The first is technological, and while this includes the possibility of a technological disaster, there are more positive possibilities, like an easy "technological fix" to some of the major problems discussed above, as with an idiot-proof mix of carbon capture tech and renewable energy production that moves out of the lab and comes online in the next decade or so.
More radical, there is the possibility of a technological Singularity, the odds and consequences of which I will not even attempt to guess at, though we could see anything and everything come about from the fears expressed by Bill Joy to the utopia imagined by Ray Kurzweil. (Like I said, it's a wild card.)
The second wild card is that we pull off the miracle of "social ingenuity" for which optimists have for so long hoped, and something serious is done about the most pressing economic and ecological problems without the aid of an easy fix of the sort described under the heading of the first wild card. The capital and technology currently exists to blunt and in cases, even reverse, many of the difficulties described-but for the time being, only at a high premium in political will, and through an unprecedented level of international cooperation.
It may be that the exceptional challenges the world faces now will bring forth an exceptional response (to use the vocabulary of Arnold Toynbee), but if I had to bet on one of the two helping to actually bring about a brighter picture, it would be the technological fix. Of course, such a convenient outcome is not something anyone ought to count on, but between this, that and the other thing, we just might make it through the twenty-first century to see a twenty-second.
1. I suspect "labor shortages" (so commonly exaggerated for political reasons) will be less of a problem than it is fashionable to expect, precisely because unemployment/underemployment has steadily worsened in recent decades, and can be expected to go on doing so in the years to come (even if IT and robotics make only slow advances), meaning plenty of slack in labor markets, because of the numerous factors that will constrain the economic expansion that creates jobs, while economic realities will collide with neoliberal reform to keep people working longer (even without any great biotech boons). Indeed, joblessness will be the bigger problem, especially at the global level, and this fact will be reflected in immigration policy, likely to be schizophrenic: open enough but difficult enough to maintain the size of the underclass, while the anti-immigrant bandwagon remains a major political tool.

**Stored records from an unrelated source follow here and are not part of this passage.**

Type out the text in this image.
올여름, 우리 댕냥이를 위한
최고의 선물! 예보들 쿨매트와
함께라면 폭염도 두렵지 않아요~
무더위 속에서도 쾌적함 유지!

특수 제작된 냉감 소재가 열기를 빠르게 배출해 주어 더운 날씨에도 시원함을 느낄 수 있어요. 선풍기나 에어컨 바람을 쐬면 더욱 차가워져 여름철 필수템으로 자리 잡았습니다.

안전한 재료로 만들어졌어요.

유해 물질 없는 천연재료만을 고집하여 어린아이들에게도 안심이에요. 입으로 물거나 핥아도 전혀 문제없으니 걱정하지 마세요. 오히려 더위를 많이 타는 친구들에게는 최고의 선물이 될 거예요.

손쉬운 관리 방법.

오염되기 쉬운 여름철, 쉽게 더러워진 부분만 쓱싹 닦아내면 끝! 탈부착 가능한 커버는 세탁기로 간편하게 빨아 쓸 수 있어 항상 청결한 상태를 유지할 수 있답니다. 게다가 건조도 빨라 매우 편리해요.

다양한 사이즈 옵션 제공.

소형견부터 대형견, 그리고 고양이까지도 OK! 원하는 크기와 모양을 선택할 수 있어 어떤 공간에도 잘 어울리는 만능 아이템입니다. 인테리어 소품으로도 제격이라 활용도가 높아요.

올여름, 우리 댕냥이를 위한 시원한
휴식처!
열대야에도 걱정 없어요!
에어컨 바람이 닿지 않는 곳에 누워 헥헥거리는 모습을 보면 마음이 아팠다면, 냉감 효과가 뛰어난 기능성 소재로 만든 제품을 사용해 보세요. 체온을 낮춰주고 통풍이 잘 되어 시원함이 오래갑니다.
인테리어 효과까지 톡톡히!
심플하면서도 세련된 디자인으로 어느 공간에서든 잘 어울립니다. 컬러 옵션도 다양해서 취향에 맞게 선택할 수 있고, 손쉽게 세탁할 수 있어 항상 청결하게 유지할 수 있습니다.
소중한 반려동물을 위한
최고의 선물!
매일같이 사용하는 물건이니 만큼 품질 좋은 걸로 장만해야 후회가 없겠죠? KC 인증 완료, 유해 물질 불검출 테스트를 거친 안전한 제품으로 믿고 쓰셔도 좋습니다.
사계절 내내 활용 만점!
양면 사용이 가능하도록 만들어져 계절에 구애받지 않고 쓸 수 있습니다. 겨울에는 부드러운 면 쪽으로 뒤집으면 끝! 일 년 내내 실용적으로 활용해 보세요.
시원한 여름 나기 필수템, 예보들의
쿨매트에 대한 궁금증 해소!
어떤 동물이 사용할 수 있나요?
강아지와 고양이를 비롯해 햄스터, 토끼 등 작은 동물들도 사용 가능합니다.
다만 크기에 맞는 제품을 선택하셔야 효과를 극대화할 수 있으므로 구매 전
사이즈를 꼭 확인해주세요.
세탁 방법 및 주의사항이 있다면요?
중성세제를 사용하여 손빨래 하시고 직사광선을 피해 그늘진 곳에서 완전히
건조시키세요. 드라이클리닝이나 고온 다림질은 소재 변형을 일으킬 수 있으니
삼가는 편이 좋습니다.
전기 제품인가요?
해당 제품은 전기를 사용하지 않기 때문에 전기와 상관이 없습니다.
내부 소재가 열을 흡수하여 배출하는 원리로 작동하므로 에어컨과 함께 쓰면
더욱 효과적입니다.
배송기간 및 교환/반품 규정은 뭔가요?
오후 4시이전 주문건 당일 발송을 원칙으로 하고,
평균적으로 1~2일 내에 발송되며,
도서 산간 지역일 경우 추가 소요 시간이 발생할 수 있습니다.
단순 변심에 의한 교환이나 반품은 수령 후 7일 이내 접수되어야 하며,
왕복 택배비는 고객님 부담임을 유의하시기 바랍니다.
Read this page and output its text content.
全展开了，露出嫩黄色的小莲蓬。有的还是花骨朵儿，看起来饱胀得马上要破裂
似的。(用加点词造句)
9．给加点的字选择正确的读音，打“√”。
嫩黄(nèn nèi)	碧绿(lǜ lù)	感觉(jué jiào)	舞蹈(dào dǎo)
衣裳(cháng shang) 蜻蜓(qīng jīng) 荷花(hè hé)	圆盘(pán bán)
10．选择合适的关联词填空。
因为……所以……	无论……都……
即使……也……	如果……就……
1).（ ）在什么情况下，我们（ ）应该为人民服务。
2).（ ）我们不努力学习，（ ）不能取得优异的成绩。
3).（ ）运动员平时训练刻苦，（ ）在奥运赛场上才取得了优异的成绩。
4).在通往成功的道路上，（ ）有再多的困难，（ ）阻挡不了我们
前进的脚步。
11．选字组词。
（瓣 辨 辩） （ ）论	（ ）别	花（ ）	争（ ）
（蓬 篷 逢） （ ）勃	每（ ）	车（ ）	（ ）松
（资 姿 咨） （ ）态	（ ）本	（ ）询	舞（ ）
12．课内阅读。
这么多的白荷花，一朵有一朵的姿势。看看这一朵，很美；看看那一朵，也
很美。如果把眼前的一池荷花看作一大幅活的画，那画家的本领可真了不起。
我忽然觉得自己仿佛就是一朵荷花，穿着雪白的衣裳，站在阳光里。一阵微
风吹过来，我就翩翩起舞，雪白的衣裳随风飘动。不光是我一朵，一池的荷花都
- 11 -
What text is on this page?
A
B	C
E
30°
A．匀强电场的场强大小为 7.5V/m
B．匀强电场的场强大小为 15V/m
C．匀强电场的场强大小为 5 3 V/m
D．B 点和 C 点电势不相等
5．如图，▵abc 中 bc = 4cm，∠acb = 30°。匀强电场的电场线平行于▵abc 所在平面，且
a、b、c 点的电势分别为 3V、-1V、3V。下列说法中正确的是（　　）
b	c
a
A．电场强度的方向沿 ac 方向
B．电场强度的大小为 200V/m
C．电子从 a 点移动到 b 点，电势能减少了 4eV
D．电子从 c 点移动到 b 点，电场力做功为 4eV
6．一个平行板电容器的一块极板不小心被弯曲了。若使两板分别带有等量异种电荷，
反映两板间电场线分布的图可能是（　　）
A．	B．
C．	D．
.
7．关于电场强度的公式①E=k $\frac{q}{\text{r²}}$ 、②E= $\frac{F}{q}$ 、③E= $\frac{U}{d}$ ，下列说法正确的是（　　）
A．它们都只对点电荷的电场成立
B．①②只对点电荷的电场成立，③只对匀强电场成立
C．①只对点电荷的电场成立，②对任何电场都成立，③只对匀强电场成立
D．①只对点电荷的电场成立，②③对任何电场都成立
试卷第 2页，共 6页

2. I refer here to my 2004 article in International Security, "Societal Complexity and Diminishing Returns in Security" (available here) in which I argued that the security of advanced societies was declining as they became more complex because of the following three points:
(1) Increasing complexity is producing diminishing marginal returns (in the form of economic growth) and eating into slack (as measured by the piling up of debt, and the more strained, rigid patterns of central government taxation and spending). (I have since extended this argument considerably in another, even more catchily titled piece published on this blog, "A Long-Term Trend Toward the Depletion of Fiscal-Macroeconomic Slack?")
(2) The increasing tendency toward tightly coupled (and scale-free) systems is producing increasing vulnerability, both by presenting more points to attack and creating a susceptibility to greater disruption as a result of such attacks.
(3) The cost of the means for providing an "acceptable" level of security is also rising disproportionately in the face of attacks based on late twentieth century tactics and technologies (a problem highlighted by the challenges of ballistic missile defense).
3. Another area which might acquire a new strategic importance is Russia, which between its declining population and warming weather, could regain something of its old importance as one of the world's granaries.
4. The irrelevance of advanced military technologies in the most common operations major powers actually undertake, such as peacekeeping; the susceptibility of many of these technologies to relatively low-cost countermeasures; and the diminished willingness of the U.S. to lead the way in this area on account of its economic troubles (and the inability of anyone else to fill those shoes) will also diminish the tempo of conventional forces development, qualitatively but also quantitatively (important, as mass will still matter far more than proponents of the Revolution in Military Affairs commonly appreciate).
5. The combination of increased use of Generation-III nuclear technology, and increased insecurity, could easily translate to a larger number of nuclear weapons states, a point I discussed in my Parameters article "The Next Wave of Nuclear Proliferation."